Signs of chronic sleep deprivation include slow reaction times, brain fog, reduced athletic performance and increased risk of illness and in some cases persistent pain. (Dr. Andrew Rothschild, DPT, FAAOMPT - Instagram @spear_physio)
Why do you need good sleep? Aside from just feeling better and more rested, good regular sleep can radically improve your health and quality of life. “The fact is, when we look at well-rested people, they’re operating at a different level than people trying to get by on 1 or 2 hours less nightly sleep,” says Mitler Dr. Merrill Mitler, a sleep expert and neuroscientist at National Institutes of Health In professional sports, teams are starting to build time for naps into travel schedules to help their athletes be better rested and recovered. Sleep is being recognized and leveraged as a performance enhancer.
Too often we assume we can ‘get by’ on 6 hours of sleep just fine. The problem is that your body adjusts to this decreased level of restorative sleep so your overall performance may suffer without you really even noticing. Have you found yourself saying “I must be getting older because I can’t remember anything!”? Or do you blame your bad memory and brain fog on children, changing schedules or other life stresses? Studies show that your ability to adapt and recover is seriously impacted (yes, negatively) by poor sleep.
Depression can be greatly exacerbated by too little sleep as well. Will more sleep cure you? Maybe. We aren’t saying you are depressed because you don’t sleep enough. Depression is a complex disorder. But we are saying that your likelihood of recovery or adequate management is lessened by too few hours of sleep.
Did you know research shows that lack of sleep increases the risk for obesity, heart disease and infections? This really is good news. It reminds us that our bodies are predictable and adaptable! It’s also good news in that there are some really simple ‘life hacks’ or practices that will help you reach your health goals. One of them is SLEEP!
It is easy enough to talk about sleep, but how do you get more/enough sleep? Practice. It’s true. And with anything you need to practice, you may not be good at it at first. Make note of where you need to improve first. Do you have trouble falling asleep? Staying asleep? Falling back to sleep? Does pain keep you from restful sleep? Do you wake up thinking about things that stress you?
Here are a few tips to get you started:
Meditate. This may be as simple as finding something calming to think about before bed. There are apps that can play specific frequency rhythms to help your mind and body settle in. Maybe a familiar book at bedtime - you know, the ones made of paper. Nothing suspenseful, you don’t want surprises or anything that raises your heart beat.

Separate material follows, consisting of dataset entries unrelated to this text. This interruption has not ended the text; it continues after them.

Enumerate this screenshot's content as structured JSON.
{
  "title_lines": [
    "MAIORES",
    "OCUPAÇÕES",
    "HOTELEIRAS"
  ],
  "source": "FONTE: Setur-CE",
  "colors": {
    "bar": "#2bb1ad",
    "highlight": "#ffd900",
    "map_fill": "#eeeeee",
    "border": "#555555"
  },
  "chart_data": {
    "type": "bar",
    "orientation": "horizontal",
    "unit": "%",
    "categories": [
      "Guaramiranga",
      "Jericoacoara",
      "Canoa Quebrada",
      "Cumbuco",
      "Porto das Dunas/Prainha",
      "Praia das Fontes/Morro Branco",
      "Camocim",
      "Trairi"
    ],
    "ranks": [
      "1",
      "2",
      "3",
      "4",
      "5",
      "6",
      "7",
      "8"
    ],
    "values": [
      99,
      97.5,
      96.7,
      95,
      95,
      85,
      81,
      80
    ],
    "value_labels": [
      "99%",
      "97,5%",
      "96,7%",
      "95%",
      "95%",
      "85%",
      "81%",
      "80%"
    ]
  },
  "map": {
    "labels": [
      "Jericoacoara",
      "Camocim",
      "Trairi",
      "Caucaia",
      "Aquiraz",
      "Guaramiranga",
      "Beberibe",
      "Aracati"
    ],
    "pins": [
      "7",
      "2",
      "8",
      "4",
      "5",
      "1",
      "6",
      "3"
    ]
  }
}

Routine. Take a warm bath every night. Put your blue light devices (phone, tablet…) away 30-60 min before bed time. Play the same calming music before bed, with a timer to turn off so it doesn’t wake you. Stop eating well before bedtime so the digestive process doesn’t keep you up.
Move. Get some exercise! Make sure your body is tired by bedtime and not just your mind. Movement is good for all our body’s processes, but we often miss the importance of good physical fitness for restorative sleep. If you wake often due to pain, this may also be keeping you from exercising. Consider getting a good mattress to replace your current one, if you find your body hurting upon rising.
See a Doctor. Sleep apnea and other sleep disorders are not merely inconvenient, they can impact your health significantly. A CPAP machine can help you get restorative sleep while you build your physical fitness and lose weight that may be causing your air passages to be compromised.